October 31, 2017 by Douglas A. McIntyre

It appears, based on media reports, that a marriage between number four U.S. wireless carrier Sprint Corp. (NYSE: S) and number three carrier T-Mobile US Inc. (NASDAQ: TMUS) is off. Sprint needed the deal to remain viable.

Rumors are that Sprint’s major shareholder Softbank was unhappy with the agreement proposed by T-Mobile majority shareholder Deutsche Telekom. T-Mobile would have been the controlling party in any marriage

Sprint will have to settle with the smallest market share in a cutthroat sector that is no longer growing in the United States. There are more cellphones than people. The upgrade cycle of phones, which includes the launch of the new iPhone 8 and iPhone X, is another rotation in an endlessly changing inventory. The four large carriers rely on price cuts and an ever-changing set of broadband service price wars. The entire industry will soon make the immensely expensive transition from 4G to 5G service.

Sprint usually finishes last or close to last in surveys of wireless service, which makes its ability to claw back market share more difficult. Its revenue in the third quarter was $6.0 billion, down from $6.4 billion in the same quarter a year ago, At least Sprint’s net loss got better. It shrank from $142 million to $48 million. The company has $32.4 billion in long-term debt, financing and capital lease obligations.

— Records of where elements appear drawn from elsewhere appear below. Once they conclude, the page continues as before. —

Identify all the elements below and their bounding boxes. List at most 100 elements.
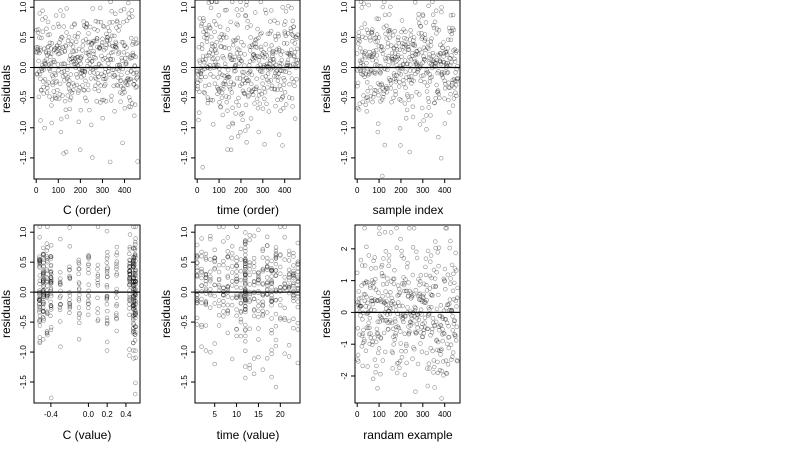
data-point (274, 68, 280, 73)
data-point (233, 111, 238, 116)
data-point (374, 16, 379, 21)
data-point (127, 251, 132, 257)
data-point (441, 40, 446, 45)
data-point (449, 83, 455, 88)
data-point (396, 300, 401, 305)
data-point (114, 271, 120, 276)
data-point (446, 345, 451, 351)
data-point (288, 53, 293, 58)
data-point (131, 275, 136, 280)
data-point (408, 323, 413, 328)
data-point (114, 45, 119, 51)
data-point (104, 348, 110, 353)
data-point (367, 325, 372, 330)
data-point (72, 56, 78, 62)
data-point (59, 61, 64, 67)
data-point (58, 116, 64, 122)
data-point (398, 236, 403, 242)
data-point (48, 303, 53, 308)
data-point (273, 245, 279, 250)
data-point (37, 273, 42, 278)
data-point (131, 254, 136, 260)
data-point (197, 58, 202, 63)
data-point (243, 304, 248, 309)
data-point (434, 319, 439, 324)
data-point (247, 237, 252, 243)
data-point (423, 70, 429, 76)
data-point (444, 226, 449, 231)
panel-time-value-points (195, 225, 300, 390)
panel-c-order-ylabel: residuals (0, 65, 13, 113)
data-point (433, 283, 439, 289)
data-point (363, 348, 369, 353)
panel-time-value-y-tick-label: -1.5 (180, 375, 189, 389)
data-point (100, 115, 105, 121)
data-point (419, 50, 425, 55)
data-point (278, 271, 283, 276)
data-point (67, 268, 72, 273)
data-point (127, 262, 132, 267)
data-point (111, 72, 117, 78)
data-point (417, 282, 422, 288)
data-point (418, 278, 423, 284)
data-point (45, 45, 50, 50)
panel-c-order-y-tick-label: -0.5 (19, 90, 28, 104)
data-point (250, 52, 256, 58)
data-point (429, 304, 434, 310)
data-point (399, 54, 404, 59)
data-point (40, 17, 45, 22)
data-point (200, 68, 205, 73)
data-point (65, 67, 70, 73)
data-point (234, 327, 239, 332)
data-point (48, 54, 53, 59)
panel-randam-example-y-tick-label: -2 (340, 372, 349, 380)
panel-time-order-x-tick-label: 200 (234, 186, 248, 195)
data-point (76, 260, 81, 265)
panel-c-value-ylabel: residuals (0, 290, 13, 338)
data-point (379, 315, 384, 321)
data-point (225, 27, 231, 32)
data-point (230, 42, 236, 48)
data-point (47, 68, 53, 74)
data-point (122, 90, 127, 95)
data-point (251, 290, 257, 295)
data-point (370, 301, 376, 307)
data-point (45, 276, 50, 281)
data-point (202, 83, 208, 89)
data-point (430, 58, 435, 63)
data-point (410, 104, 415, 109)
data-point (263, 7, 268, 13)
data-point (243, 257, 248, 262)
data-point (129, 68, 134, 73)
data-point (245, 78, 250, 83)
data-point (105, 253, 110, 259)
data-point (51, 57, 57, 63)
data-point (273, 256, 279, 261)
data-point (437, 348, 442, 353)
data-point (37, 264, 42, 269)
data-point (131, 283, 136, 288)
data-point (260, 246, 265, 252)
data-point (127, 298, 132, 304)
data-point (221, 45, 227, 50)
data-point (49, 41, 55, 46)
data-point (390, 366, 395, 371)
data-point (269, 351, 274, 357)
data-point (385, 85, 390, 91)
data-point (427, 366, 432, 371)
data-point (243, 298, 248, 304)
data-point (389, 279, 394, 284)
data-point (103, 82, 108, 87)
data-point (126, 104, 132, 109)
data-point (375, 81, 381, 86)
data-point (195, 260, 200, 266)
data-point (129, 35, 134, 41)
data-point (88, 24, 93, 30)
data-point (133, 279, 138, 284)
data-point (202, 90, 208, 96)
data-point (439, 368, 444, 374)
data-point (43, 50, 49, 56)
data-point (365, 88, 370, 94)
panel-c-order-x-tick-label: 0 (34, 186, 39, 195)
data-point (366, 331, 372, 337)
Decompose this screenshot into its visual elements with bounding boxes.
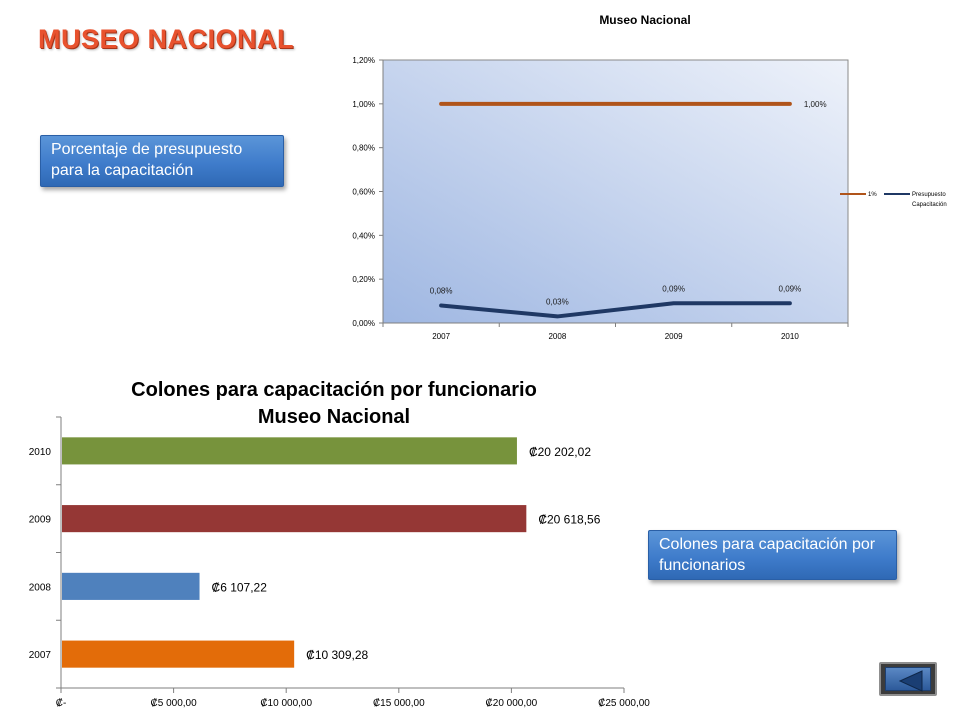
bar-category-label: 2009 xyxy=(29,515,52,526)
line-data-label: 1,00% xyxy=(804,100,827,109)
line-y-tick-label: 0,00% xyxy=(352,319,375,328)
line-legend: 1% Presupuesto Capacitación xyxy=(840,192,947,208)
line-y-tick-label: 0,80% xyxy=(352,144,375,153)
line-x-tick-label: 2007 xyxy=(432,332,450,341)
bar-2009 xyxy=(62,505,527,533)
line-chart-title: Museo Nacional xyxy=(599,13,690,27)
bar-data-label: ₡20 202,02 xyxy=(529,445,591,459)
bar-data-label: ₡10 309,28 xyxy=(306,648,368,662)
bar-chart-subtitle: Museo Nacional xyxy=(258,406,410,428)
bar-category-label: 2008 xyxy=(29,582,52,593)
line-y-tick-label: 0,40% xyxy=(352,231,375,240)
line-x-tick-label: 2009 xyxy=(665,332,683,341)
bar-x-tick-label: ₡10 000,00 xyxy=(260,697,312,709)
bar-category-label: 2007 xyxy=(29,650,52,661)
bar-x-tick-label: ₡25 000,00 xyxy=(598,697,650,709)
slide-title: MUSEO NACIONAL xyxy=(38,24,294,54)
line-y-tick-label: 0,60% xyxy=(352,188,375,197)
back-button[interactable] xyxy=(879,662,937,696)
callout-percent-budget: Porcentaje de presupuesto para la capaci… xyxy=(40,135,284,187)
bar-2010 xyxy=(62,437,517,465)
line-x-tick-label: 2008 xyxy=(548,332,566,341)
bar-x-tick-label: ₡5 000,00 xyxy=(151,697,198,709)
callout-colones-per-employee: Colones para capacitación por funcionari… xyxy=(648,530,897,580)
bar-x-tick-label: ₡20 000,00 xyxy=(486,697,538,709)
bar-data-label: ₡20 618,56 xyxy=(538,513,600,527)
line-y-tick-label: 1,00% xyxy=(352,100,375,109)
bar-chart: Colones para capacitación por funcionari… xyxy=(29,379,651,709)
bar-chart-title: Colones para capacitación por funcionari… xyxy=(131,379,537,401)
bar-x-tick-label: ₡15 000,00 xyxy=(373,697,425,709)
legend-label-one-percent: 1% xyxy=(868,192,877,198)
line-data-label: 0,09% xyxy=(779,284,802,293)
line-data-label: 0,09% xyxy=(662,284,685,293)
line-series-presupuesto xyxy=(439,301,792,319)
legend-label-presupuesto-1: Presupuesto xyxy=(912,192,946,198)
back-button-face xyxy=(885,667,931,692)
back-arrow-icon xyxy=(898,670,923,692)
line-data-label: 0,03% xyxy=(546,297,569,306)
legend-label-presupuesto-2: Capacitación xyxy=(912,202,947,208)
line-data-label: 0,08% xyxy=(430,286,453,295)
line-x-tick-label: 2010 xyxy=(781,332,799,341)
bar-data-label: ₡6 107,22 xyxy=(212,580,268,594)
line-chart: Museo Nacional 0,00% 0,20% 0,40% 0,60% 0,80% 1… xyxy=(352,13,946,341)
bar-category-label: 2010 xyxy=(29,447,52,458)
line-y-tick-label: 1,20% xyxy=(352,56,375,65)
line-y-tick-label: 0,20% xyxy=(352,275,375,284)
bar-x-tick-label: ₡- xyxy=(56,697,67,709)
bar-2007 xyxy=(62,640,295,668)
bar-2008 xyxy=(62,572,200,600)
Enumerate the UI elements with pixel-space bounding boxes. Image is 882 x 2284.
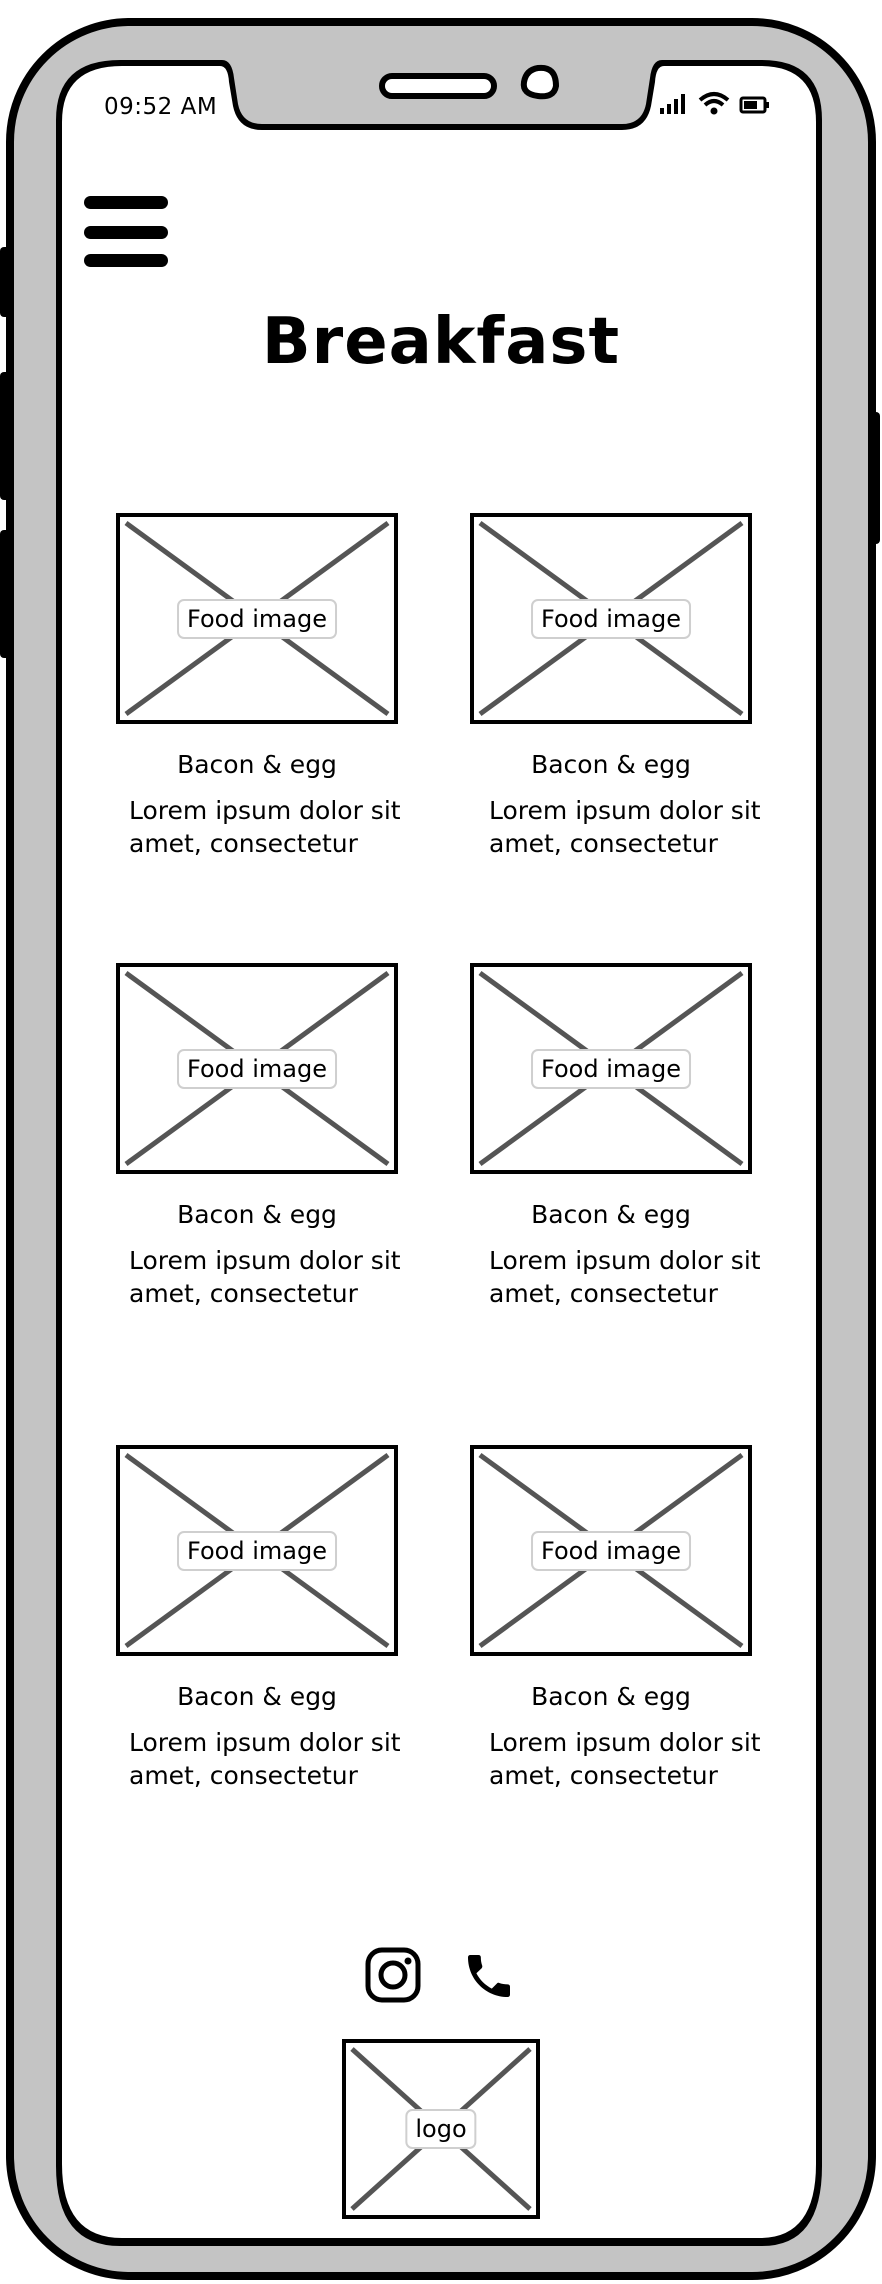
food-image-placeholder[interactable]: Food image	[470, 963, 752, 1174]
card-title: Bacon & egg	[177, 1682, 337, 1711]
image-label: Food image	[177, 598, 337, 639]
card-description-line: Lorem ipsum dolor sit	[129, 796, 401, 825]
card-description: Lorem ipsum dolor sit amet, consectetur	[129, 794, 419, 860]
card-description: Lorem ipsum dolor sit amet, consectetur	[489, 1244, 779, 1310]
hamburger-menu-icon[interactable]	[84, 196, 170, 270]
food-image-placeholder[interactable]: Food image	[116, 513, 398, 724]
card-description: Lorem ipsum dolor sit amet, consectetur	[129, 1726, 419, 1792]
image-label: Food image	[531, 1530, 691, 1571]
logo-placeholder[interactable]: logo	[342, 2039, 540, 2219]
image-label: Food image	[531, 1048, 691, 1089]
card-description-line: amet, consectetur	[129, 1761, 358, 1790]
card-description-line: Lorem ipsum dolor sit	[129, 1246, 401, 1275]
instagram-icon[interactable]	[364, 1946, 424, 2006]
food-image-placeholder[interactable]: Food image	[470, 513, 752, 724]
image-placeholder-icon	[116, 1445, 398, 1656]
card-description-line: Lorem ipsum dolor sit	[489, 1728, 761, 1757]
card-title: Bacon & egg	[531, 1682, 691, 1711]
card-description: Lorem ipsum dolor sit amet, consectetur	[129, 1244, 419, 1310]
status-time: 09:52 AM	[104, 94, 218, 120]
page-title: Breakfast	[261, 305, 621, 379]
card-description-line: Lorem ipsum dolor sit	[489, 1246, 761, 1275]
card-description-line: amet, consectetur	[129, 829, 358, 858]
card-title: Bacon & egg	[177, 750, 337, 779]
card-description-line: Lorem ipsum dolor sit	[489, 796, 761, 825]
phone-icon[interactable]	[460, 1948, 518, 2004]
card-title: Bacon & egg	[531, 1200, 691, 1229]
card-title: Bacon & egg	[531, 750, 691, 779]
image-label: Food image	[177, 1530, 337, 1571]
card-description-line: amet, consectetur	[489, 829, 718, 858]
card-description: Lorem ipsum dolor sit amet, consectetur	[489, 1726, 779, 1792]
card-description-line: amet, consectetur	[489, 1279, 718, 1308]
card-description-line: Lorem ipsum dolor sit	[129, 1728, 401, 1757]
card-description: Lorem ipsum dolor sit amet, consectetur	[489, 794, 779, 860]
food-image-placeholder[interactable]: Food image	[116, 963, 398, 1174]
card-description-line: amet, consectetur	[129, 1279, 358, 1308]
food-image-placeholder[interactable]: Food image	[470, 1445, 752, 1656]
image-label: Food image	[177, 1048, 337, 1089]
image-label: Food image	[531, 598, 691, 639]
footer-social	[364, 1946, 544, 2006]
food-image-placeholder[interactable]: Food image	[116, 1445, 398, 1656]
card-title: Bacon & egg	[177, 1200, 337, 1229]
card-description-line: amet, consectetur	[489, 1761, 718, 1790]
logo-label: logo	[405, 2109, 477, 2149]
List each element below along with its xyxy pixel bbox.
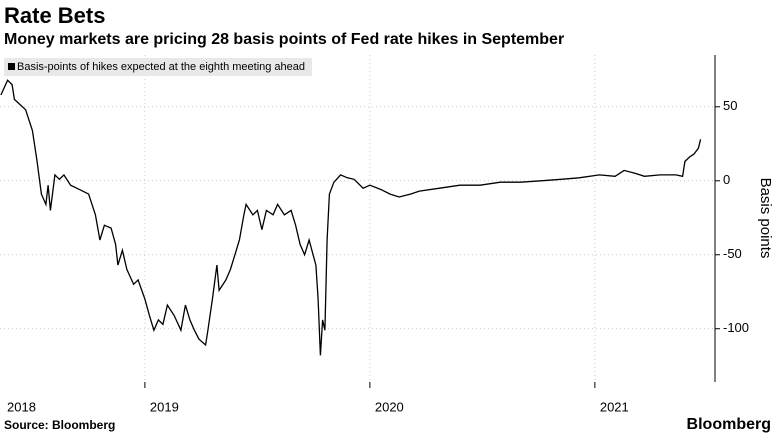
y-tick-label: -50 bbox=[723, 246, 742, 261]
source: Source: Bloomberg bbox=[4, 418, 115, 432]
line bbox=[0, 79, 702, 356]
x-tick-label: 2018 bbox=[7, 399, 36, 414]
x-tick-label: 2020 bbox=[375, 399, 404, 414]
chart-subtitle: Money markets are pricing 28 basis point… bbox=[4, 31, 564, 48]
x-tick-label: 2021 bbox=[600, 399, 629, 414]
x-tick-label: 2019 bbox=[150, 399, 179, 414]
y-tick-label: 50 bbox=[723, 98, 737, 113]
y-axis-label: Basis points bbox=[757, 178, 774, 259]
chart-title: Rate Bets bbox=[4, 3, 105, 28]
brand: Bloomberg bbox=[687, 416, 771, 433]
y-tick-label: 0 bbox=[723, 172, 730, 187]
legend-swatch bbox=[8, 63, 15, 70]
legend-box bbox=[4, 58, 313, 76]
legend-label: Basis-points of hikes expected at the ei… bbox=[17, 61, 305, 73]
y-tick-label: -100 bbox=[723, 320, 749, 335]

Aside from T-Mobile, which has aggressively marketed its services and added millions of new subscribers in the past three years, Sprint is up against industry juggernauts AT&T Inc. (NYSE: T) and Verizon Communications Inc. (NYSE: VZ). Both companies are huge, based on revenue and subscriber count, and have added content ownership to their inventories of unique services. Sprint has neither the balance sheet nor the market cap to match those moves.

Sprint’s share price has dropped 28% this year to $6.34. The figure would have been worse if not for the T-Mobile M&A discussions. Its share price almost certainly will languish without a partner, and its options to expand its business have already eroded.